Bringing the high speeds to all parts of Europe will require substantial investment and enhance infrastructure competition. The Communication adopted by the Commission today outlines the policy and practical steps the Commission and Member States can take to trigger the €180 to € 270 billion of investment required to bring fast broadband to all households by 2020.
To achieve this, the Commission:
Asks all Member States to adopt an operational broadband plan with concrete implementing measures including provisions for the necessary funding. Although many EU Member States already have a national broadband strategy, the Commission is calling on all Member State to ensure that they have fully operational plans for ultra-high speed networks with concrete implementing measures to achieve their targets
Encourages Regional and Local Authorities to promote investment by reducing costs. It is estimated that around 80% of the costs of deploying new infrastructure are civil engineering costs and these can be greatly reduced by town planning and coordination measures and setting the right regulatory environment
Announces plans by the European Commission and the European Investment Bank to bring forward broadband finance instruments. Concrete proposals for new instruments will be unveiled by spring 2011. The European Investment Bank (EIB) already lends an average of €2bn each year to economically viable broadband projects. Recent beneficiaries have for instance included the French broadband operator Iliad, the Finnish operator DNA and the Portuguese operator Zon. The EIB's involvement in broadband financing is planned to increase as the Bank re-focuses its lending strategy on the Europe 2020 priorities. The EIB involvement will have a catalytic effect on other banks bringing in more funds for broadband and could underpin gross investment up to 15 times greater than the EIB's initial contribution.
Promotes direct investment in infrastructure by public authorities in line with state aid rules (see IP/09/1332).
Stimulates the roll-out of broadband through better use of the EU's structural and rural development funds.

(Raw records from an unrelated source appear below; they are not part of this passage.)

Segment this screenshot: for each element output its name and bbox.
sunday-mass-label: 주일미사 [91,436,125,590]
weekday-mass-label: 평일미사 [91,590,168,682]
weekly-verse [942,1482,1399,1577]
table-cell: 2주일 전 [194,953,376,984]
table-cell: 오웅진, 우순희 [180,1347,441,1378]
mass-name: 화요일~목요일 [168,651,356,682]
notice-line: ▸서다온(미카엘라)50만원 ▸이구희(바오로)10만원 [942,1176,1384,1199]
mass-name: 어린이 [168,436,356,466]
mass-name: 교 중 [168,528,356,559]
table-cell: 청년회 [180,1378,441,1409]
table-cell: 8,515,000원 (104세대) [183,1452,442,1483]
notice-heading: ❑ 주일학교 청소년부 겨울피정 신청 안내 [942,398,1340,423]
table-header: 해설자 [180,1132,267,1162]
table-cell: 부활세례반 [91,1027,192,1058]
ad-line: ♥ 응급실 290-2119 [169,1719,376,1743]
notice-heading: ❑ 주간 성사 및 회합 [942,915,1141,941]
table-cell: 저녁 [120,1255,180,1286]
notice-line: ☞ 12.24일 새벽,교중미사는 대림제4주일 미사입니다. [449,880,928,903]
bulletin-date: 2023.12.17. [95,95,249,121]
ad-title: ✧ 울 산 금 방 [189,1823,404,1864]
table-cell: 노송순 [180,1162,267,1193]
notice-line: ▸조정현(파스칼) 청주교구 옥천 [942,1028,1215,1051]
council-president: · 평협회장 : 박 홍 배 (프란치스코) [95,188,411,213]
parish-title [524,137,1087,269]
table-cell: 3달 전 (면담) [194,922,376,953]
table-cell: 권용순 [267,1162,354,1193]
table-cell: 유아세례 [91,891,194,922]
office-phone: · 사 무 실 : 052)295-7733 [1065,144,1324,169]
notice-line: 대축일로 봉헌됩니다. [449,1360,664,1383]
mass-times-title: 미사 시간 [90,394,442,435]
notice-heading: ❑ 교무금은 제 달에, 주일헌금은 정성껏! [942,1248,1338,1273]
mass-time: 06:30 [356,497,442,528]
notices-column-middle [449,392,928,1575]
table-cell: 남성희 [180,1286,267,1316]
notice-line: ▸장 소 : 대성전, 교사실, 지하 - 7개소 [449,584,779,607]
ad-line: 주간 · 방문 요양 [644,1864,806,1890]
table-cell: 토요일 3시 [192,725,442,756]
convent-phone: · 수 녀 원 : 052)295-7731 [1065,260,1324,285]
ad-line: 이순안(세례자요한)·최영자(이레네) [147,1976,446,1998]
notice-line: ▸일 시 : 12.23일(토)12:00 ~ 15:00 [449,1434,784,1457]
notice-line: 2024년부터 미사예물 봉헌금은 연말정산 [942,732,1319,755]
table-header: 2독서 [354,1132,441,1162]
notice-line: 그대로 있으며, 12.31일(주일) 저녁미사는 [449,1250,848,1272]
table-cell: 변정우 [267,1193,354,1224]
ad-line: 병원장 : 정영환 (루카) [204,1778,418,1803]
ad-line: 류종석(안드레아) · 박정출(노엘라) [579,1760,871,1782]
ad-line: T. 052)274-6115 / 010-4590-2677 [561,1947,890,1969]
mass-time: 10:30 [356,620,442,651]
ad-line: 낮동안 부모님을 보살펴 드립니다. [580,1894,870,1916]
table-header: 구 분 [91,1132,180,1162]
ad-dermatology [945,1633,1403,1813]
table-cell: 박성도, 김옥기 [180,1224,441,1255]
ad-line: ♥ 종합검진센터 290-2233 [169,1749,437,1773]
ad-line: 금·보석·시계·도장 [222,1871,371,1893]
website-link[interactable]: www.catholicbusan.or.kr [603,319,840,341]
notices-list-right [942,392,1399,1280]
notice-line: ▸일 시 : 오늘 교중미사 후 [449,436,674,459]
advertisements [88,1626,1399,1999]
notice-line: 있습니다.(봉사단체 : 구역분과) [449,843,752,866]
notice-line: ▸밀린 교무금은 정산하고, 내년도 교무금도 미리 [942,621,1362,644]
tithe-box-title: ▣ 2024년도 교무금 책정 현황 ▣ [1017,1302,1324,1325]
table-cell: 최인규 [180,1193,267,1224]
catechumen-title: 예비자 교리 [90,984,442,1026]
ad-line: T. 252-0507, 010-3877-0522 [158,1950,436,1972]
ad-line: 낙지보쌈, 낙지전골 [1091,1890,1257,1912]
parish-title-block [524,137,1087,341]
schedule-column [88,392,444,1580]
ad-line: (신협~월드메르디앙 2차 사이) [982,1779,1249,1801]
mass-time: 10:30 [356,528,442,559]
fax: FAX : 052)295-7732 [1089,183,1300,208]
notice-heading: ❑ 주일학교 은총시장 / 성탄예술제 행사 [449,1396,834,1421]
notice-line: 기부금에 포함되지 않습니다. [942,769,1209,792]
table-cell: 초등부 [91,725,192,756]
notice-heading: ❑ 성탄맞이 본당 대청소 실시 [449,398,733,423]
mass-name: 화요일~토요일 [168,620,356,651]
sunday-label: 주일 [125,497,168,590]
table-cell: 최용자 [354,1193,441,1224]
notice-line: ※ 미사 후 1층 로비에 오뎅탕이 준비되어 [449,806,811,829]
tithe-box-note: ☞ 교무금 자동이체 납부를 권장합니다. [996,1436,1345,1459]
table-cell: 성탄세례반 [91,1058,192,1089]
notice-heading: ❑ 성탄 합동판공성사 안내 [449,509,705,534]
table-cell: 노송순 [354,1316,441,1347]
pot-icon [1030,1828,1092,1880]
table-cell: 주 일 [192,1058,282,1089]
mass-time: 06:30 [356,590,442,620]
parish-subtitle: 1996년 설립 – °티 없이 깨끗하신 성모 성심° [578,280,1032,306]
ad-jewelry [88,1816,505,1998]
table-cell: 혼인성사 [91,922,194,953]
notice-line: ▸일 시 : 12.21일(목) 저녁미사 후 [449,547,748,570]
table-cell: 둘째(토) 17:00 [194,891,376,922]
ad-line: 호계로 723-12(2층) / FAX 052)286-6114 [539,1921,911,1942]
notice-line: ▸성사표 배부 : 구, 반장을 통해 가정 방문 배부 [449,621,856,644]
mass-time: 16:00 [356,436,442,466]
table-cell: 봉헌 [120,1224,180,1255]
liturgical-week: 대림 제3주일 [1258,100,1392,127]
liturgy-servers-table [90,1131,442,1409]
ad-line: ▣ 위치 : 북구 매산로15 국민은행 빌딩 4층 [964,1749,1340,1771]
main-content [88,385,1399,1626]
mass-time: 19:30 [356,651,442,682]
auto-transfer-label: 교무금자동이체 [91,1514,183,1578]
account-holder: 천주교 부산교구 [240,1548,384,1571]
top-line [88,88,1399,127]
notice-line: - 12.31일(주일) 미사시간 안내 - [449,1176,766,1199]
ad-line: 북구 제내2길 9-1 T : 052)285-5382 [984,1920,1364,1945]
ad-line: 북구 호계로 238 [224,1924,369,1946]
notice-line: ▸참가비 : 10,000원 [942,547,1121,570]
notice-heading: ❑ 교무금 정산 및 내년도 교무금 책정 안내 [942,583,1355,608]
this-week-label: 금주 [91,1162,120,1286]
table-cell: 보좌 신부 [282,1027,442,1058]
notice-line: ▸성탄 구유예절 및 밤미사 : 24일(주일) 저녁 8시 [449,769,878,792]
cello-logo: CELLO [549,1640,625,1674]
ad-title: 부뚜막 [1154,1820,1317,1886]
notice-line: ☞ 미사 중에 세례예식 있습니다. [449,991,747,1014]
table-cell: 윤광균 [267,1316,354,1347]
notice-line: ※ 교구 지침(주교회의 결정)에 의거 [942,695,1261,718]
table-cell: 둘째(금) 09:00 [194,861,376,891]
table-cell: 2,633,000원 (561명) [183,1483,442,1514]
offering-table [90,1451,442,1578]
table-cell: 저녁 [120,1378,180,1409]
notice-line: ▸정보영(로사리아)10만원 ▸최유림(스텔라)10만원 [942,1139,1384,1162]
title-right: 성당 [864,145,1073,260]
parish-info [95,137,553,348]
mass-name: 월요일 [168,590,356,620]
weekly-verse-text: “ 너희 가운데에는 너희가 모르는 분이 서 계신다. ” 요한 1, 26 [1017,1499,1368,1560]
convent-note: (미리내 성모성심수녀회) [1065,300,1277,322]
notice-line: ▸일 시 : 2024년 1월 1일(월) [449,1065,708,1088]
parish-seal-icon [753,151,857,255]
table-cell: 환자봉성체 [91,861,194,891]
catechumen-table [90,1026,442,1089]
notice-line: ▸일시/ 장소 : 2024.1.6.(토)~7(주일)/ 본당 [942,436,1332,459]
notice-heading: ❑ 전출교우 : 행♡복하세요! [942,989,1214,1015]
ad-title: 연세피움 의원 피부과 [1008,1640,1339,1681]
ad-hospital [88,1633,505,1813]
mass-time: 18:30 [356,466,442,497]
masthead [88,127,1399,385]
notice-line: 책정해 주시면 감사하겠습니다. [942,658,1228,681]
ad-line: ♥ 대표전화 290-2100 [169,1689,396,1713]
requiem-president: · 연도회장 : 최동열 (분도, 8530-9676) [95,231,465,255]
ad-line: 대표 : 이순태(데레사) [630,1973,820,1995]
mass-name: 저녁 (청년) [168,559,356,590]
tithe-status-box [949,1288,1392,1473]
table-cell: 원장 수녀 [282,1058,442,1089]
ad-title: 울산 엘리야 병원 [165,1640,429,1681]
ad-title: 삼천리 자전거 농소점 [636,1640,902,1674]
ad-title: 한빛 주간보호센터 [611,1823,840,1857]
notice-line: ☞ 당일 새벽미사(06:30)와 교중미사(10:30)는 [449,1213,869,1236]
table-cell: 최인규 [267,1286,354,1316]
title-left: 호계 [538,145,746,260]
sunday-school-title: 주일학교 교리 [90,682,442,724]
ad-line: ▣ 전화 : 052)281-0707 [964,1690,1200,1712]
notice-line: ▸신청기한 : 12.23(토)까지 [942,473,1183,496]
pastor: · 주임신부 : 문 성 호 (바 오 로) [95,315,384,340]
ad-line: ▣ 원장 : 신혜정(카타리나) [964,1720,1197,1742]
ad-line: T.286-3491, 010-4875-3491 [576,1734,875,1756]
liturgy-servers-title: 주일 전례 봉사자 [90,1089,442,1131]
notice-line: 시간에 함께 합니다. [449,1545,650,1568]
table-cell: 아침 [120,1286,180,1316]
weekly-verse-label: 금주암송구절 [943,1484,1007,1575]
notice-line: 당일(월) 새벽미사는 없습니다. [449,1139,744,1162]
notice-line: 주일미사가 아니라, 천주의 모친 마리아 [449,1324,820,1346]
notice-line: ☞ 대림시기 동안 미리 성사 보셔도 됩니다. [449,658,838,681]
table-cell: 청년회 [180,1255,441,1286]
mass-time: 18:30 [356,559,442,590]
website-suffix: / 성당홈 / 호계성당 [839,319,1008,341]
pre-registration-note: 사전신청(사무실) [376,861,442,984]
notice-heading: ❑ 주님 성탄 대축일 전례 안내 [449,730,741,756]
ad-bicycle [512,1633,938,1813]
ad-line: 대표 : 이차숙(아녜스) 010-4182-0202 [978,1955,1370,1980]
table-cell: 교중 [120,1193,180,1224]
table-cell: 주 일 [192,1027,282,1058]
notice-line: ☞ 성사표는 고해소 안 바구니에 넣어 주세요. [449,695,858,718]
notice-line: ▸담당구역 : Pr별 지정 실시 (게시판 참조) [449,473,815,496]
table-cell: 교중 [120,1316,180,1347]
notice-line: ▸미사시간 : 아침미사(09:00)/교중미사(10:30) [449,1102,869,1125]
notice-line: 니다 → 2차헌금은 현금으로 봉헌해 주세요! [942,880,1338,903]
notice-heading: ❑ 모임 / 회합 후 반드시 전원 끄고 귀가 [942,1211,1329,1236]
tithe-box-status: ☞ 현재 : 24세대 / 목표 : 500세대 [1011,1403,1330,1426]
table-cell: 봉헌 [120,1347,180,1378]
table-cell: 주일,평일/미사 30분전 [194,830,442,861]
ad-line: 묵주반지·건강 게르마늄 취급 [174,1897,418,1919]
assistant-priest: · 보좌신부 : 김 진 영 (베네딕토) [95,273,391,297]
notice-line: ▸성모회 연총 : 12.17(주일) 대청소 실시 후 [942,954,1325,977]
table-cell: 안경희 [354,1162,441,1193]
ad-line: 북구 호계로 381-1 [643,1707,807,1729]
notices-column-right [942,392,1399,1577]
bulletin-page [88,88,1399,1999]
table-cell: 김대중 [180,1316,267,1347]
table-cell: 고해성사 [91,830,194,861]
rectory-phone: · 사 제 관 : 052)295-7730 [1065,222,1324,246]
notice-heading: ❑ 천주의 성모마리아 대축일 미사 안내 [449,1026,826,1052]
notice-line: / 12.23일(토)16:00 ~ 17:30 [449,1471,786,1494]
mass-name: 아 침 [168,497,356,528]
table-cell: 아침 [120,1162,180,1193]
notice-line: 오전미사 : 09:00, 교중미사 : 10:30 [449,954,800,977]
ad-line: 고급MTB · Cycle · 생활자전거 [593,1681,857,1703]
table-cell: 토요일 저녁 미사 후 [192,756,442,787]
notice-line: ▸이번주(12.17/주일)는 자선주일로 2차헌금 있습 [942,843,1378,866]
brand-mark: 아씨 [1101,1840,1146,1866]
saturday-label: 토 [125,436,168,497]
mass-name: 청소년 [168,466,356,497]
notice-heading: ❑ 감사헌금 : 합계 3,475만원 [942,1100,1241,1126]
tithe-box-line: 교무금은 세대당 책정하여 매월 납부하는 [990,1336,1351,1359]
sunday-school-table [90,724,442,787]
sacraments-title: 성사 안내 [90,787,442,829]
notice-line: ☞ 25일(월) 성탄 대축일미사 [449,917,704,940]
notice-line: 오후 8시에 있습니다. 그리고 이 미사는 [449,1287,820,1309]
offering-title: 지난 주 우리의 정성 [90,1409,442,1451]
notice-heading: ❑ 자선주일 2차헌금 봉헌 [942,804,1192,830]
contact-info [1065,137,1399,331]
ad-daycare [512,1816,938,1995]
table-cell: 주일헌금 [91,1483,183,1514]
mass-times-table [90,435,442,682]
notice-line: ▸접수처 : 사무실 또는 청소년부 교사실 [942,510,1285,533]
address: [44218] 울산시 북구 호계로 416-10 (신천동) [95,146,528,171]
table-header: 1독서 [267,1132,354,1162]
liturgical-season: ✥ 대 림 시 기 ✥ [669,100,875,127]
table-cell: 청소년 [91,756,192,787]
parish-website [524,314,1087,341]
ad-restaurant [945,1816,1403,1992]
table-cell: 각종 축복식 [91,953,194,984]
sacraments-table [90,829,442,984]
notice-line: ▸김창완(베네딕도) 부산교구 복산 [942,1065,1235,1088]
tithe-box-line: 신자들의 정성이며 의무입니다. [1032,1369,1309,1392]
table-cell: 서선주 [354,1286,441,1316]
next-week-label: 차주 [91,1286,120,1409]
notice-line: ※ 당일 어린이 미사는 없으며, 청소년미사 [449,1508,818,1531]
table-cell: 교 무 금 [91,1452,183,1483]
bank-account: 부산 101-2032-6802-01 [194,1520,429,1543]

Aims to accelerate the deployment of wireless technologies which offer broadband connections even faster than the Digital Agenda's target speed of 30Mbps speed and are cheaper than fixed line connections. To help accelerate this process, the Commission has adopted a Radio Spectrum Policy Programme (see MEMO/10/425) jointly with the Broadband Communication.
The Europe 2020 Strategy has underlined the importance of broadband deployment to promote social inclusion and competitiveness in the EU (see IP/10/225). It restated the objective to bring basic broadband to all Europeans by 2013 and seeks to ensure that, by 2020 all Europeans have access to much higher internet speeds of above 30 Mbps and 50% or more of European households subscribe to internet connections above 100 Mbps.
To reach these ambitious targets, the Digital Agenda for Europe called for a comprehensive policy, based on a mix of technologies, focusing on two parallel goals: on the one hand, to guarantee universal broadband coverage (combining fixed and wireless) with internet speeds gradually increasing up to 30 Mbps and above and over time to foster the deployment and take-up of next generation access networks (NGA) in a large part of the EU territory, allowing ultra fast internet connections above 100 Mbps.